Self-education
Where I am from, you have to break generational curses of community members that see you as a failure. From there you have to contend a supreme system that will never allow you to succeed as a black person.
Now that's you fighting a negative scale and negative energy to just make it to zero effect, from there you start succeeding and making your way to the top.
I'm from a land where there is least development and a large amount of fertile land to produce and reproduce all the products we can ever wish for as a community.
It's time we dissociate ourselves from the false doctrines that state that we have limited resources. That we have to go to the cities to make a better standard of living. To distance ourselves from buying bread that we grew up eating from our own gardens. To not associate ourselves with the white Idea that we desperately want to be equal.
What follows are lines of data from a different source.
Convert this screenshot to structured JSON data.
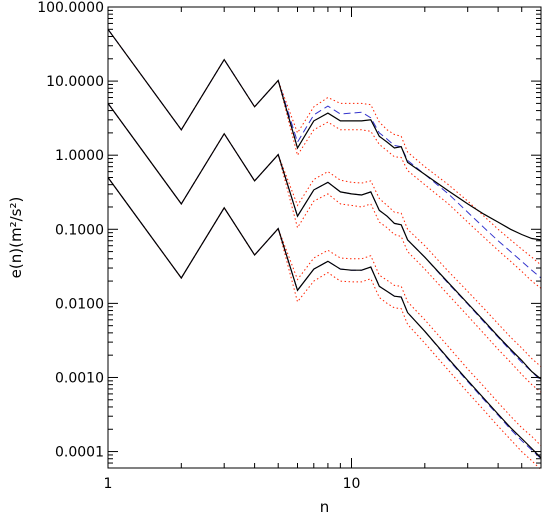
{
  "chart_data": {
    "type": "line",
    "xlabel": "n",
    "ylabel": "e(n)(m²/s²)",
    "xscale": "log",
    "yscale": "log",
    "xlim": [
      1,
      60
    ],
    "ylim": [
      6e-05,
      100
    ],
    "x_ticks": [
      {
        "value": 1,
        "label": "1"
      },
      {
        "value": 10,
        "label": "10"
      }
    ],
    "y_ticks": [
      {
        "value": 100,
        "label": "100.0000"
      },
      {
        "value": 10,
        "label": "10.0000"
      },
      {
        "value": 1,
        "label": "1.0000"
      },
      {
        "value": 0.1,
        "label": "0.1000"
      },
      {
        "value": 0.01,
        "label": "0.0100"
      },
      {
        "value": 0.001,
        "label": "0.0010"
      },
      {
        "value": 0.0001,
        "label": "0.0001"
      }
    ],
    "grid": false,
    "legend": "none",
    "colors": {
      "solid": "#000000",
      "dashed": "#3333cc",
      "dotted": "#ff2200"
    },
    "groups": [
      {
        "solid": [
          [
            1,
            50
          ],
          [
            2,
            2.2
          ],
          [
            3,
            19.5
          ],
          [
            4,
            4.5
          ],
          [
            5,
            10.2
          ],
          [
            6,
            1.25
          ],
          [
            7,
            2.9
          ],
          [
            8,
            3.7
          ],
          [
            9,
            2.9
          ],
          [
            10,
            2.9
          ],
          [
            11,
            2.9
          ],
          [
            12,
            3.0
          ],
          [
            13,
            1.8
          ],
          [
            14,
            1.5
          ],
          [
            15,
            1.25
          ],
          [
            16,
            1.3
          ],
          [
            17,
            0.8
          ],
          [
            20,
            0.55
          ],
          [
            25,
            0.33
          ],
          [
            30,
            0.22
          ],
          [
            35,
            0.16
          ],
          [
            40,
            0.125
          ],
          [
            45,
            0.1
          ],
          [
            50,
            0.085
          ],
          [
            55,
            0.075
          ],
          [
            60,
            0.072
          ]
        ],
        "dashed": [
          [
            1,
            50
          ],
          [
            2,
            2.2
          ],
          [
            3,
            19.5
          ],
          [
            4,
            4.5
          ],
          [
            5,
            10.2
          ],
          [
            6,
            1.5
          ],
          [
            7,
            3.5
          ],
          [
            8,
            4.6
          ],
          [
            9,
            3.6
          ],
          [
            10,
            3.7
          ],
          [
            11,
            3.8
          ],
          [
            12,
            3.2
          ],
          [
            13,
            2.0
          ],
          [
            14,
            1.65
          ],
          [
            15,
            1.35
          ],
          [
            16,
            1.3
          ],
          [
            17,
            0.85
          ],
          [
            20,
            0.55
          ],
          [
            25,
            0.3
          ],
          [
            30,
            0.17
          ],
          [
            35,
            0.105
          ],
          [
            40,
            0.07
          ],
          [
            45,
            0.05
          ],
          [
            50,
            0.037
          ],
          [
            55,
            0.028
          ],
          [
            60,
            0.022
          ]
        ],
        "dotted_upper": [
          [
            1,
            50
          ],
          [
            2,
            2.2
          ],
          [
            3,
            19.5
          ],
          [
            4,
            4.5
          ],
          [
            5,
            10.2
          ],
          [
            6,
            2.0
          ],
          [
            7,
            4.5
          ],
          [
            8,
            6.0
          ],
          [
            9,
            5.0
          ],
          [
            10,
            5.0
          ],
          [
            11,
            5.0
          ],
          [
            12,
            4.8
          ],
          [
            13,
            2.8
          ],
          [
            14,
            2.2
          ],
          [
            15,
            1.9
          ],
          [
            16,
            1.8
          ],
          [
            17,
            1.1
          ],
          [
            20,
            0.7
          ],
          [
            25,
            0.4
          ],
          [
            30,
            0.24
          ],
          [
            35,
            0.15
          ],
          [
            40,
            0.1
          ],
          [
            45,
            0.072
          ],
          [
            50,
            0.054
          ],
          [
            55,
            0.042
          ],
          [
            60,
            0.033
          ]
        ],
        "dotted_lower": [
          [
            1,
            50
          ],
          [
            2,
            2.2
          ],
          [
            3,
            19.5
          ],
          [
            4,
            4.5
          ],
          [
            5,
            10.2
          ],
          [
            6,
            1.0
          ],
          [
            7,
            2.2
          ],
          [
            8,
            2.8
          ],
          [
            9,
            2.2
          ],
          [
            10,
            2.2
          ],
          [
            11,
            2.2
          ],
          [
            12,
            2.1
          ],
          [
            13,
            1.4
          ],
          [
            14,
            1.15
          ],
          [
            15,
            0.95
          ],
          [
            16,
            0.93
          ],
          [
            17,
            0.62
          ],
          [
            20,
            0.4
          ],
          [
            25,
            0.22
          ],
          [
            30,
            0.125
          ],
          [
            35,
            0.078
          ],
          [
            40,
            0.052
          ],
          [
            45,
            0.037
          ],
          [
            50,
            0.027
          ],
          [
            55,
            0.02
          ],
          [
            60,
            0.016
          ]
        ]
      },
      {
        "solid": [
          [
            1,
            5
          ],
          [
            2,
            0.22
          ],
          [
            3,
            1.95
          ],
          [
            4,
            0.45
          ],
          [
            5,
            1.02
          ],
          [
            6,
            0.15
          ],
          [
            7,
            0.34
          ],
          [
            8,
            0.43
          ],
          [
            9,
            0.32
          ],
          [
            10,
            0.3
          ],
          [
            11,
            0.29
          ],
          [
            12,
            0.32
          ],
          [
            13,
            0.18
          ],
          [
            14,
            0.15
          ],
          [
            15,
            0.12
          ],
          [
            16,
            0.115
          ],
          [
            17,
            0.072
          ],
          [
            20,
            0.042
          ],
          [
            25,
            0.019
          ],
          [
            30,
            0.01
          ],
          [
            35,
            0.0058
          ],
          [
            40,
            0.0036
          ],
          [
            45,
            0.0024
          ],
          [
            50,
            0.0017
          ],
          [
            55,
            0.0012
          ],
          [
            60,
            0.00095
          ]
        ],
        "dashed": [
          [
            1,
            5
          ],
          [
            2,
            0.22
          ],
          [
            3,
            1.95
          ],
          [
            4,
            0.45
          ],
          [
            5,
            1.02
          ],
          [
            6,
            0.15
          ],
          [
            7,
            0.34
          ],
          [
            8,
            0.43
          ],
          [
            9,
            0.32
          ],
          [
            10,
            0.3
          ],
          [
            11,
            0.29
          ],
          [
            12,
            0.32
          ],
          [
            13,
            0.18
          ],
          [
            14,
            0.15
          ],
          [
            15,
            0.12
          ],
          [
            16,
            0.115
          ],
          [
            17,
            0.072
          ],
          [
            20,
            0.042
          ],
          [
            25,
            0.0185
          ],
          [
            30,
            0.0098
          ],
          [
            35,
            0.0056
          ],
          [
            40,
            0.0035
          ],
          [
            45,
            0.0023
          ],
          [
            50,
            0.0016
          ],
          [
            55,
            0.0012
          ],
          [
            60,
            0.0009
          ]
        ],
        "dotted_upper": [
          [
            1,
            5
          ],
          [
            2,
            0.22
          ],
          [
            3,
            1.95
          ],
          [
            4,
            0.45
          ],
          [
            5,
            1.02
          ],
          [
            6,
            0.21
          ],
          [
            7,
            0.47
          ],
          [
            8,
            0.6
          ],
          [
            9,
            0.46
          ],
          [
            10,
            0.43
          ],
          [
            11,
            0.42
          ],
          [
            12,
            0.45
          ],
          [
            13,
            0.26
          ],
          [
            14,
            0.21
          ],
          [
            15,
            0.17
          ],
          [
            16,
            0.165
          ],
          [
            17,
            0.1
          ],
          [
            20,
            0.06
          ],
          [
            25,
            0.027
          ],
          [
            30,
            0.0145
          ],
          [
            35,
            0.0085
          ],
          [
            40,
            0.0053
          ],
          [
            45,
            0.0035
          ],
          [
            50,
            0.0025
          ],
          [
            55,
            0.0018
          ],
          [
            60,
            0.0014
          ]
        ],
        "dotted_lower": [
          [
            1,
            5
          ],
          [
            2,
            0.22
          ],
          [
            3,
            1.95
          ],
          [
            4,
            0.45
          ],
          [
            5,
            1.02
          ],
          [
            6,
            0.105
          ],
          [
            7,
            0.24
          ],
          [
            8,
            0.3
          ],
          [
            9,
            0.22
          ],
          [
            10,
            0.21
          ],
          [
            11,
            0.2
          ],
          [
            12,
            0.22
          ],
          [
            13,
            0.125
          ],
          [
            14,
            0.105
          ],
          [
            15,
            0.085
          ],
          [
            16,
            0.08
          ],
          [
            17,
            0.05
          ],
          [
            20,
            0.029
          ],
          [
            25,
            0.013
          ],
          [
            30,
            0.0068
          ],
          [
            35,
            0.0039
          ],
          [
            40,
            0.0024
          ],
          [
            45,
            0.0016
          ],
          [
            50,
            0.0011
          ],
          [
            55,
            0.0008
          ],
          [
            60,
            0.00063
          ]
        ]
      },
      {
        "solid": [
          [
            1,
            0.5
          ],
          [
            2,
            0.022
          ],
          [
            3,
            0.195
          ],
          [
            4,
            0.045
          ],
          [
            5,
            0.102
          ],
          [
            6,
            0.015
          ],
          [
            7,
            0.029
          ],
          [
            8,
            0.037
          ],
          [
            9,
            0.029
          ],
          [
            10,
            0.028
          ],
          [
            11,
            0.028
          ],
          [
            12,
            0.031
          ],
          [
            13,
            0.017
          ],
          [
            14,
            0.0145
          ],
          [
            15,
            0.0125
          ],
          [
            16,
            0.0122
          ],
          [
            17,
            0.0075
          ],
          [
            20,
            0.0042
          ],
          [
            25,
            0.0018
          ],
          [
            30,
            0.00091
          ],
          [
            35,
            0.00052
          ],
          [
            40,
            0.00032
          ],
          [
            45,
            0.00021
          ],
          [
            50,
            0.00015
          ],
          [
            55,
            0.00011
          ],
          [
            60,
            8.2e-05
          ]
        ],
        "dashed": [
          [
            1,
            0.5
          ],
          [
            2,
            0.022
          ],
          [
            3,
            0.195
          ],
          [
            4,
            0.045
          ],
          [
            5,
            0.102
          ],
          [
            6,
            0.015
          ],
          [
            7,
            0.029
          ],
          [
            8,
            0.037
          ],
          [
            9,
            0.029
          ],
          [
            10,
            0.028
          ],
          [
            11,
            0.028
          ],
          [
            12,
            0.031
          ],
          [
            13,
            0.017
          ],
          [
            14,
            0.0145
          ],
          [
            15,
            0.0125
          ],
          [
            16,
            0.0122
          ],
          [
            17,
            0.0075
          ],
          [
            20,
            0.0042
          ],
          [
            25,
            0.00175
          ],
          [
            30,
            0.00088
          ],
          [
            35,
            0.0005
          ],
          [
            40,
            0.00031
          ],
          [
            45,
            0.0002
          ],
          [
            50,
            0.00014
          ],
          [
            55,
            0.000105
          ],
          [
            60,
            8e-05
          ]
        ],
        "dotted_upper": [
          [
            1,
            0.5
          ],
          [
            2,
            0.022
          ],
          [
            3,
            0.195
          ],
          [
            4,
            0.045
          ],
          [
            5,
            0.102
          ],
          [
            6,
            0.021
          ],
          [
            7,
            0.041
          ],
          [
            8,
            0.052
          ],
          [
            9,
            0.041
          ],
          [
            10,
            0.04
          ],
          [
            11,
            0.04
          ],
          [
            12,
            0.044
          ],
          [
            13,
            0.024
          ],
          [
            14,
            0.0205
          ],
          [
            15,
            0.0175
          ],
          [
            16,
            0.017
          ],
          [
            17,
            0.0105
          ],
          [
            20,
            0.006
          ],
          [
            25,
            0.0026
          ],
          [
            30,
            0.0013
          ],
          [
            35,
            0.00075
          ],
          [
            40,
            0.00046
          ],
          [
            45,
            0.0003
          ],
          [
            50,
            0.00021
          ],
          [
            55,
            0.00016
          ],
          [
            60,
            0.00012
          ]
        ],
        "dotted_lower": [
          [
            1,
            0.5
          ],
          [
            2,
            0.022
          ],
          [
            3,
            0.195
          ],
          [
            4,
            0.045
          ],
          [
            5,
            0.102
          ],
          [
            6,
            0.0105
          ],
          [
            7,
            0.02
          ],
          [
            8,
            0.026
          ],
          [
            9,
            0.02
          ],
          [
            10,
            0.0195
          ],
          [
            11,
            0.0195
          ],
          [
            12,
            0.0215
          ],
          [
            13,
            0.012
          ],
          [
            14,
            0.01
          ],
          [
            15,
            0.0087
          ],
          [
            16,
            0.0085
          ],
          [
            17,
            0.0052
          ],
          [
            20,
            0.0029
          ],
          [
            25,
            0.00125
          ],
          [
            30,
            0.00063
          ],
          [
            35,
            0.00036
          ],
          [
            40,
            0.00022
          ],
          [
            45,
            0.000145
          ],
          [
            50,
            0.0001
          ],
          [
            55,
            7.5e-05
          ],
          [
            60,
            5.7e-05
          ]
        ]
      }
    ]
  }
}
How can you be equal to what is inferior black child.
How do you see your self sharing equally to what's rightfully yours.
I'm not promoting violence, I'm promoting independence, through agriculture. Us going back to our villages and form the same systems that they saw attractive and stripped us from, turning us against each other.
Me shaming another party or success does me no good, but me crippling the same system that oppresses is a God given talent.
How do I begin to cripple the system? It's easy, for every action there is a reaction. If money is the action then reaction is no money. How do we live with no money? To live with no money is to be independent. To know how to plant a single seed that will produce fruits with plenty seeds and then plant again and again, for each single seed you plant, there are plenty of fruits with plenty of seeds waiting to be harvest by a community of people. A community that believes that a child is raised by a village.
Let's start with food, the only element that can reproduce its self with out money. Then we will realise how we have managed to harvest gold, which is the only currency that Africa has plenty of.